Virginia is a key battleground state seen by many as a must win on Nov. 6. Romney is trying to put the commonwealth back in the republican column after Obama won the state in 2008. Obama was the first Democrat to do so since President Lyndon Johnson in 1964.
The poll also looked at two other swing states, Wisconsin and Colorado. Obama eked past Romney in Colorado with 48 percent to 47 percent. In August Quinnipiac had Romney up 50 percent to 45 percent. Obama got 51 percent in Wisconsin to Romney's 45 percent.
“All the bounces seem to be over as the candidates buckle down for a seven-week down-to-the-wire race to the finish. The races are close, but Gov. Mitt Romney is losing ground to President Barack Obama in Colorado and Wisconsin and still trailing in Virginia,” said Peter A. Brown, assistant director of the Quinnipiac University Polling Institute.

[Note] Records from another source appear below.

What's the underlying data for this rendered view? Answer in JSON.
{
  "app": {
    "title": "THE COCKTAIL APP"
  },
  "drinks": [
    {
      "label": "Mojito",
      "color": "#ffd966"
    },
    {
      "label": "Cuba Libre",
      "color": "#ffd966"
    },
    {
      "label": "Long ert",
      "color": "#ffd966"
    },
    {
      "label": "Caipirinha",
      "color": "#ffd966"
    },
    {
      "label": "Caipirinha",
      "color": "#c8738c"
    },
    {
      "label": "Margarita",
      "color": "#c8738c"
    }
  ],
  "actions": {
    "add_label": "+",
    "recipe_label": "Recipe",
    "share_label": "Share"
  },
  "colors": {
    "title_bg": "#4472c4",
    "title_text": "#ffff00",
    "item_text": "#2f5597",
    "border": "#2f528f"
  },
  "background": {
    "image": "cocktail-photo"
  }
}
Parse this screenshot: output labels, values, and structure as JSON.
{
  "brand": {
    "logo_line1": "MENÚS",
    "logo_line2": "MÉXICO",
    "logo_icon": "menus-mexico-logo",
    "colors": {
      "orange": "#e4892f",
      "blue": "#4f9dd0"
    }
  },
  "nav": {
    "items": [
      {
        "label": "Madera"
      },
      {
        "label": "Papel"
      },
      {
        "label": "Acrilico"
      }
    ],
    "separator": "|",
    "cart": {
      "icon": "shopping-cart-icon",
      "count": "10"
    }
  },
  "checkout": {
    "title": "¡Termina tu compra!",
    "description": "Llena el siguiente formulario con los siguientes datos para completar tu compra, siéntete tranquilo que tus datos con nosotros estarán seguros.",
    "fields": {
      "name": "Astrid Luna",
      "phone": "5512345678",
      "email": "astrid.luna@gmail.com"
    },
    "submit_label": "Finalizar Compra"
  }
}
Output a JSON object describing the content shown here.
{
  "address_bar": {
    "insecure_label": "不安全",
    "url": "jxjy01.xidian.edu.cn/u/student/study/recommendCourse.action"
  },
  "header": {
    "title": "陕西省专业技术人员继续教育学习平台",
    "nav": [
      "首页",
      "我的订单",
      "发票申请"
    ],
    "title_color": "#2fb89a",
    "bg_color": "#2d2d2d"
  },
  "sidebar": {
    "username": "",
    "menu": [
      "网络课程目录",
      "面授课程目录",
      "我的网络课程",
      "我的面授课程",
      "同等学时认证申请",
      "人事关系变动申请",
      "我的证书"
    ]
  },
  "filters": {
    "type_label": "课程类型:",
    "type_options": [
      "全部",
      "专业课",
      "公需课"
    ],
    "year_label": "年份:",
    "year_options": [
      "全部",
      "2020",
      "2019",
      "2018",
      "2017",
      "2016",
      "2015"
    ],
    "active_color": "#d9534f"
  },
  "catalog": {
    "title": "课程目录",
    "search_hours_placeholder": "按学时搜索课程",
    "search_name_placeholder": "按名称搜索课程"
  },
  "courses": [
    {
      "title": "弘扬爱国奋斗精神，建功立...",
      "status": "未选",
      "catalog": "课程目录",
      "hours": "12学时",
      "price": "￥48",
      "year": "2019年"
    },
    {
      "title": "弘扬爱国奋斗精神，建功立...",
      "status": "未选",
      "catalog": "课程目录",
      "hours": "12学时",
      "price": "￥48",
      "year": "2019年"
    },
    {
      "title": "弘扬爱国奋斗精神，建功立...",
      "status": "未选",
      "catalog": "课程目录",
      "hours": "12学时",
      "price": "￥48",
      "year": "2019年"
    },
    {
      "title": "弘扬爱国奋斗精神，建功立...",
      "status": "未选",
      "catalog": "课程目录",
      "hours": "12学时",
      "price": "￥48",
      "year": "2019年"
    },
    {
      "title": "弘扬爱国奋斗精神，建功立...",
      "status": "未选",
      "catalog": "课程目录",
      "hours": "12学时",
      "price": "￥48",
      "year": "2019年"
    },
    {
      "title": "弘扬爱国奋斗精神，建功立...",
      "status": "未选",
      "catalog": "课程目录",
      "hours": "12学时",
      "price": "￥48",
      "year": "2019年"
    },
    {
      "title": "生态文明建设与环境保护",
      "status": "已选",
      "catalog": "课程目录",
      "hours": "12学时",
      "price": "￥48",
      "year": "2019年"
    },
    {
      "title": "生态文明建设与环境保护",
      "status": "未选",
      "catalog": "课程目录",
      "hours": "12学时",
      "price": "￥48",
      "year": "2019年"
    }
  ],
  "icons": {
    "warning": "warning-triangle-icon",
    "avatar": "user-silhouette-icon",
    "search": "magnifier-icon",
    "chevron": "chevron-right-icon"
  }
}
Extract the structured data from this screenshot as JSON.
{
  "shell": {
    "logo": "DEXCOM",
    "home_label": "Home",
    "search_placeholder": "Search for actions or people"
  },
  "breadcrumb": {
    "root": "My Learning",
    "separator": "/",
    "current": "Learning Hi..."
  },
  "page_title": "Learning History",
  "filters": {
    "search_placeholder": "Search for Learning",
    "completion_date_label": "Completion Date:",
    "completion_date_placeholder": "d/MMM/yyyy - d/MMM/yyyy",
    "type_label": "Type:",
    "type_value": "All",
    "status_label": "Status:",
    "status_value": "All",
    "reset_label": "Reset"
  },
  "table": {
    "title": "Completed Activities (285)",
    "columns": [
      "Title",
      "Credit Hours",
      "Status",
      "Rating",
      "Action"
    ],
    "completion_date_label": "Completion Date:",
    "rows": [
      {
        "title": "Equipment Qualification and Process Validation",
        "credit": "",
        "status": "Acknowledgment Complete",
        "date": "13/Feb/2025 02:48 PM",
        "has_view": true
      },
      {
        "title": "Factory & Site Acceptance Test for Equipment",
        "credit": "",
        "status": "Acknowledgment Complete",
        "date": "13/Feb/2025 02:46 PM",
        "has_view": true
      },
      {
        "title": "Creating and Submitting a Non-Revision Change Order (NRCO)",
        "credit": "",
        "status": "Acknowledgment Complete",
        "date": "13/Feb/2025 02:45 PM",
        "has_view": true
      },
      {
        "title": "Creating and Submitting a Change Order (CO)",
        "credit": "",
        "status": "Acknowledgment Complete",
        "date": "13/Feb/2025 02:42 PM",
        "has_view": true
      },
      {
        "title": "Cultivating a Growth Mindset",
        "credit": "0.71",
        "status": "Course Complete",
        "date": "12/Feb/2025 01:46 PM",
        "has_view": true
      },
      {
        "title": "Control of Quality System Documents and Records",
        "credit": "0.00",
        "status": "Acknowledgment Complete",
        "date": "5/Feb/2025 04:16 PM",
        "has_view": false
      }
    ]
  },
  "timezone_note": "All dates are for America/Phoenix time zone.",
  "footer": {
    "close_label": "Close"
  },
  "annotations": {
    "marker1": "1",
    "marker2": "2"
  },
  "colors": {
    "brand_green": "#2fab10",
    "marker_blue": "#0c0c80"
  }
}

Romney has the edge with men in the Old Dominion with 51 percent compared to Obama's 45 percent. Romney also leads among Independents 53 percent to 42 percent. Obama dominates among women voters 54 to 42 percent.
U.S. Senate candidate and former Gov. Tim Kaine (D) took a lead over GOP opponent and former Gov. George Allen with 51 percent to 44 percent. Up to this point previous Quinnipiac polls had the Kaine-Allen race as a statistical dead heat, and the two are still tied among Independent voters with 46 percent apiece.
An NBC News/Wall Street Journal/Marist poll released last week had the two Senate contenders tied at 46 percent overall.
The Qunnipiac poll was conducted between Sept. 11 and Sept. 17 among 1,474 likely Virginia voters and has a plus or minus 2.6 percentage point margin of error.